In terms of training efficiency, VSGN requires 1.3 h per training epoch, which is slightly longer than AMLR (1.2 h). This computational overhead stems primarily from dynamic graph construction and routing operations, which introduce additional computations during forward and backward propagation. In terms of inference speed, VSGN achieves 36 samples per second, a decrease compared to AMLR (42 samples/second). This decrease is mainly attributed to graph-based interactions and dynamic routing processes, which increase inference complexity.

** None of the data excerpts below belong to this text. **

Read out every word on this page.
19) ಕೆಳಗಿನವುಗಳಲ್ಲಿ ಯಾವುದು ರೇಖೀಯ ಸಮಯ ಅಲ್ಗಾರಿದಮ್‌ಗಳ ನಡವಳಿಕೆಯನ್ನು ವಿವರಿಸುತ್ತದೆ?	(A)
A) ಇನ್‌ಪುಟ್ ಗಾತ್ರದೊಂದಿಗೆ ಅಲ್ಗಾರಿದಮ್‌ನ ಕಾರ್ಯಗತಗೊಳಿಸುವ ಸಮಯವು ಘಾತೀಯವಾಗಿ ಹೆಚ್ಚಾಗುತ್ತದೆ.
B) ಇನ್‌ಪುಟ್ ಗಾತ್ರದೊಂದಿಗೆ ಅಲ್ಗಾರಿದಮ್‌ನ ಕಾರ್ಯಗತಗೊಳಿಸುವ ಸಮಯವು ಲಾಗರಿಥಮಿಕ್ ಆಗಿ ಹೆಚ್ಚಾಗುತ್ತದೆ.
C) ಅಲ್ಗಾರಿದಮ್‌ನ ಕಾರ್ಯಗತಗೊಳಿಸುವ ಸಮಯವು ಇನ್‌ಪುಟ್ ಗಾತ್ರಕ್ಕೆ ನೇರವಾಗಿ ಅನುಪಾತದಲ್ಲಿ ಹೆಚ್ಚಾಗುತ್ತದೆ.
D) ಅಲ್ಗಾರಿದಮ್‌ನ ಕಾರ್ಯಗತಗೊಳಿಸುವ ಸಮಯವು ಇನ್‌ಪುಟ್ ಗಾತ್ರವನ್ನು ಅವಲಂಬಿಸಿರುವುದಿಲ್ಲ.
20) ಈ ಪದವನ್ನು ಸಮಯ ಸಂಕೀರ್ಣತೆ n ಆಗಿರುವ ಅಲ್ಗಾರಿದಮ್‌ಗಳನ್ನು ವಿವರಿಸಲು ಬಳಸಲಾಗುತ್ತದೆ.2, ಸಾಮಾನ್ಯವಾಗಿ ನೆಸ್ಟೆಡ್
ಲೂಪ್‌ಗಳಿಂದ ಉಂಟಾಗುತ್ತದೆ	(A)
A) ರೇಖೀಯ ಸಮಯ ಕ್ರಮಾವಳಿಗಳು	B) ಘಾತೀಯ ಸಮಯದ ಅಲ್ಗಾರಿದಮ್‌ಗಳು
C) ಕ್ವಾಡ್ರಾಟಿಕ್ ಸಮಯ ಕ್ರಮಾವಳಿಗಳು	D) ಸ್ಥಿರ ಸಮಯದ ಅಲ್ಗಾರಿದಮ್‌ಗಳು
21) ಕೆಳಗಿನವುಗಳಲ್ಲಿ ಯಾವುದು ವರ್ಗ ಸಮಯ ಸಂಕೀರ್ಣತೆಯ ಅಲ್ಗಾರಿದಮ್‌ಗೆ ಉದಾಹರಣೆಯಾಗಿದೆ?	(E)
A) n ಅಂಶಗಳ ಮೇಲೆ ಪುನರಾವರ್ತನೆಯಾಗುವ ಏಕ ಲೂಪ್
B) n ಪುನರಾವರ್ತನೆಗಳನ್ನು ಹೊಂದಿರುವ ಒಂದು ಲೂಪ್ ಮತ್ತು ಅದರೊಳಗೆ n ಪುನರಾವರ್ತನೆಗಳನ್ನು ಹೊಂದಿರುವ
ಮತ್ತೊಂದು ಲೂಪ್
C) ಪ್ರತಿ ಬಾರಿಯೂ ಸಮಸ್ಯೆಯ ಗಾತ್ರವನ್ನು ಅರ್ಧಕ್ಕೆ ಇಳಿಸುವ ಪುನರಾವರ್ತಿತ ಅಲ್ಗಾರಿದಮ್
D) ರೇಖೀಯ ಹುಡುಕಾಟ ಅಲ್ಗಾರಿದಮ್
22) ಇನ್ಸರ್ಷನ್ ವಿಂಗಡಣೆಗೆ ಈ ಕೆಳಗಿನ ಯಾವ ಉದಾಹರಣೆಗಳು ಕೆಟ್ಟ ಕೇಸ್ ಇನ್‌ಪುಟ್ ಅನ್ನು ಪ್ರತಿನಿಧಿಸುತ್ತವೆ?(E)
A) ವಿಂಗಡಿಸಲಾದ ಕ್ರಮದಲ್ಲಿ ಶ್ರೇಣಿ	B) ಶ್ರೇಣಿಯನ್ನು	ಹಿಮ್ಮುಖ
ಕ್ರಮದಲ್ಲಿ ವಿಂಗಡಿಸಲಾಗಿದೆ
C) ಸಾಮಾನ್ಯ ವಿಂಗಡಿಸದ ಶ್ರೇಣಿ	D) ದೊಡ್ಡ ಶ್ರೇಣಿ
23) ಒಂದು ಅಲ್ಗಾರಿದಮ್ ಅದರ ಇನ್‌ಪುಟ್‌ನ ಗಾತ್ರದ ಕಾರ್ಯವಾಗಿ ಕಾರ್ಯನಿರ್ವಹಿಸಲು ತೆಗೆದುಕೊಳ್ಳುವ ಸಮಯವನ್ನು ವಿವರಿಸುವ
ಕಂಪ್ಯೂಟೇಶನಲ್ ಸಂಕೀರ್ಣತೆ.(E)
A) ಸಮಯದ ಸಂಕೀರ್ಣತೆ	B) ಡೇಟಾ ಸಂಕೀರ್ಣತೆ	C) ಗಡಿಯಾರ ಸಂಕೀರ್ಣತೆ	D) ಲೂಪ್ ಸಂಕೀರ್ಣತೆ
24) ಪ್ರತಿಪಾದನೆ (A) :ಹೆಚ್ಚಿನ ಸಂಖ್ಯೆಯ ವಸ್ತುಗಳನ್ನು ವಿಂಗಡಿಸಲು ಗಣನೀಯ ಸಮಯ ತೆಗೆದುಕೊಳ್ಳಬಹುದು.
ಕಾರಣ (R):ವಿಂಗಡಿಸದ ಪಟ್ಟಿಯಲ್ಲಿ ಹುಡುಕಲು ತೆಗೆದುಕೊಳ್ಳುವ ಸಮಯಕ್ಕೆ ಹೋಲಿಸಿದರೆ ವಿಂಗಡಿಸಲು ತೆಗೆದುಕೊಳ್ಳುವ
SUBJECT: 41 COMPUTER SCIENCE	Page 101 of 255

In terms of memory consumption, VSGN occupies 13.6 GB of GPU memory, which is higher than BERT-CRF (4.2 GB) but comparable to AMLR (12.4 GB). This overhead primarily stems from the learning of dynamic graph structures and the intermediate representations involved in cross-modal feature interactions. However, compared to some complex multimodal models, this memory consumption remains within an acceptable range, indicating that the proposed method achieves a reasonable trade-off between performance gains and resource overhead

Despite the increased computational cost, the model’s performance improves significantly. Ablation results further demonstrate that removing the VSG module (w/o VSG) reduces the parameter count to 132.3 million and increases inference speed to 47 samples/second, but leads to a significant performance drop (see Section 4.5). This indicates that although the VSG module incurs higher computational costs, it plays a crucial role in enhancing cross-modal representation learning.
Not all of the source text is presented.